Later that year, HHS issued modified regulations. But following a lawsuit filed by six medical groups, including the American Medical Association (AMA), the modified regulations were invalidated by the U.S. District Court of New York (CT, July 13, 1984, p. 44).

HHS spokesman Hal Iveland said Congress’s appeal to child abuse laws represents a new approach to the same goal. “Apparently it [the issue of medical care for handicapped newborns] did not belong in civil rights,” he said. “… The biggest difference between this legislation and past efforts is that there is no direct federal involvement. The responsibility is all on the states.”
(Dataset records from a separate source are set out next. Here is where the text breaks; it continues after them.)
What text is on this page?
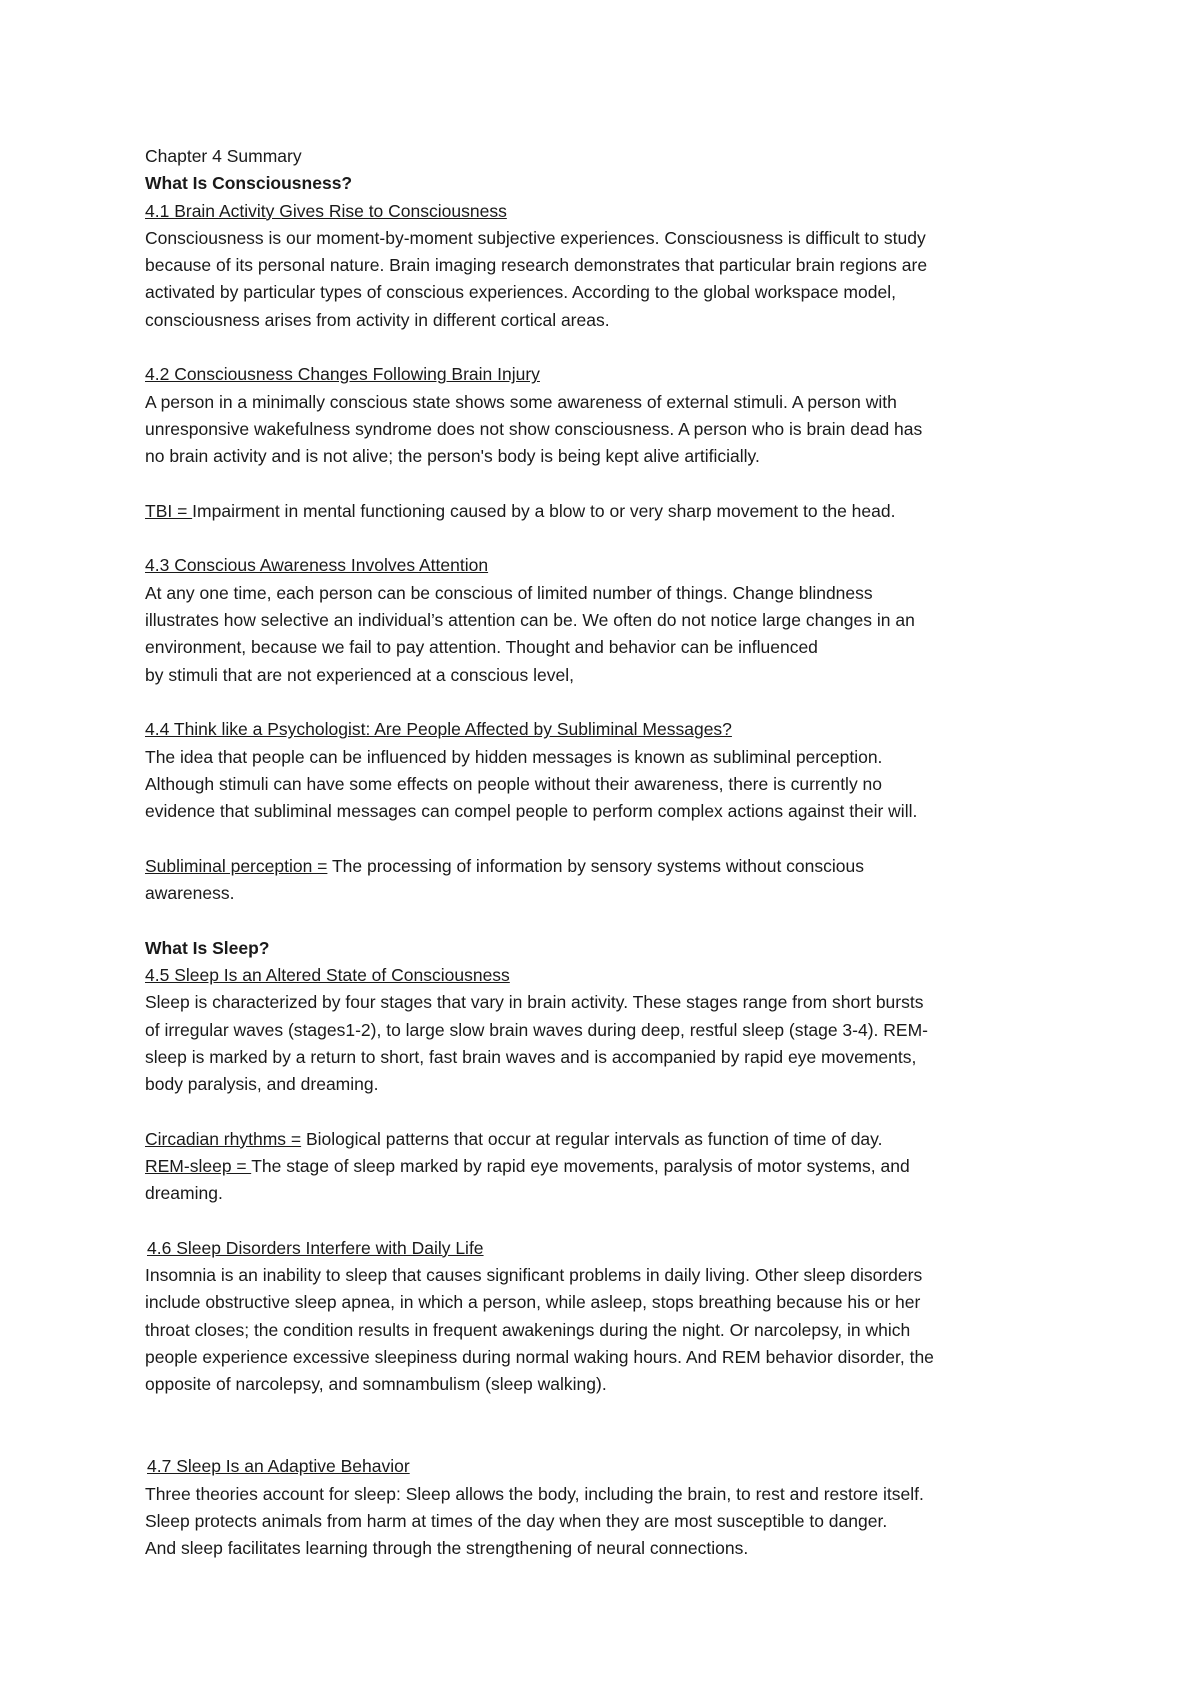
Chapter 4 Summary
What Is Consciousness?
4.1 Brain Activity Gives Rise to Consciousness
Consciousness is our moment-by-moment subjective experiences. Consciousness is difficult to study
because of its personal nature. Brain imaging research demonstrates that particular brain regions are
activated by particular types of conscious experiences. According to the global workspace model,
consciousness arises from activity in different cortical areas.
4.2 Consciousness Changes Following Brain Injury
A person in a minimally conscious state shows some awareness of external stimuli. A person with
unresponsive wakefulness syndrome does not show consciousness. A person who is brain dead has
no brain activity and is not alive; the person's body is being kept alive artificially.
TBI = Impairment in mental functioning caused by a blow to or very sharp movement to the head.
4.3 Conscious Awareness Involves Attention
At any one time, each person can be conscious of limited number of things. Change blindness
illustrates how selective an individual’s attention can be. We often do not notice large changes in an
environment, because we fail to pay attention. Thought and behavior can be influenced
by stimuli that are not experienced at a conscious level,
4.4 Think like a Psychologist: Are People Affected by Subliminal Messages?
The idea that people can be influenced by hidden messages is known as subliminal perception.
Although stimuli can have some effects on people without their awareness, there is currently no
evidence that subliminal messages can compel people to perform complex actions against their will.
Subliminal perception = The processing of information by sensory systems without conscious
awareness.
What Is Sleep?
4.5 Sleep Is an Altered State of Consciousness
Sleep is characterized by four stages that vary in brain activity. These stages range from short bursts
of irregular waves (stages1-2), to large slow brain waves during deep, restful sleep (stage 3-4). REM-
sleep is marked by a return to short, fast brain waves and is accompanied by rapid eye movements,
body paralysis, and dreaming.
Circadian rhythms = Biological patterns that occur at regular intervals as function of time of day.
REM-sleep = The stage of sleep marked by rapid eye movements, paralysis of motor systems, and
dreaming.
4.6 Sleep Disorders Interfere with Daily Life
Insomnia is an inability to sleep that causes significant problems in daily living. Other sleep disorders
include obstructive sleep apnea, in which a person, while asleep, stops breathing because his or her
throat closes; the condition results in frequent awakenings during the night. Or narcolepsy, in which
people experience excessive sleepiness during normal waking hours. And REM behavior disorder, the
opposite of narcolepsy, and somnambulism (sleep walking).
4.7 Sleep Is an Adaptive Behavior
Three theories account for sleep: Sleep allows the body, including the brain, to rest and restore itself.
Sleep protects animals from harm at times of the day when they are most susceptible to danger.
And sleep facilitates learning through the strengthening of neural connections.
The AMA, however, has protested what it says is unwarranted government intrusion. A spokeswoman said the AMA had not yet prepared a formal response to the new regulations, but that it opposed the legislation on which the rules are based. “We believe the parents and physician … should have the right to decide on treatment,” she said. “[Otherwise], people without medical knowledge could insist on treatment that might prolong dying.”

U.S. Surgeon General C. Everett Koop said the legislation would not mandate medical treatment that was futile. He pointed out that the two major medical societies that specialize in infant care disagree with the AMA. The AAP and the American College of Obstetricians and Gynecologists support the language of the legislation passed by Congress.

Koop played a major role in drafting guidelines for Infant Care Review Committees, which the HHS encourages but does not mandate. The purpose of such committees is to provide support and guidance to hospital personnel and families of disabled infants. Koop said more hospitals throughout the country are estabishing those committees, and that this trend will limit the number of complaints of medical neglect.

“I’m very encouraged that Congress saw the need to act and did so,” Koop said. The biggest problem, he added, will be for state child abuse agencies to accept a definition of child abuse that does not conform to the stereotype. Said Koop, “Baby Does are not cute little blond kids who get beat up by their father because they’re naughty.”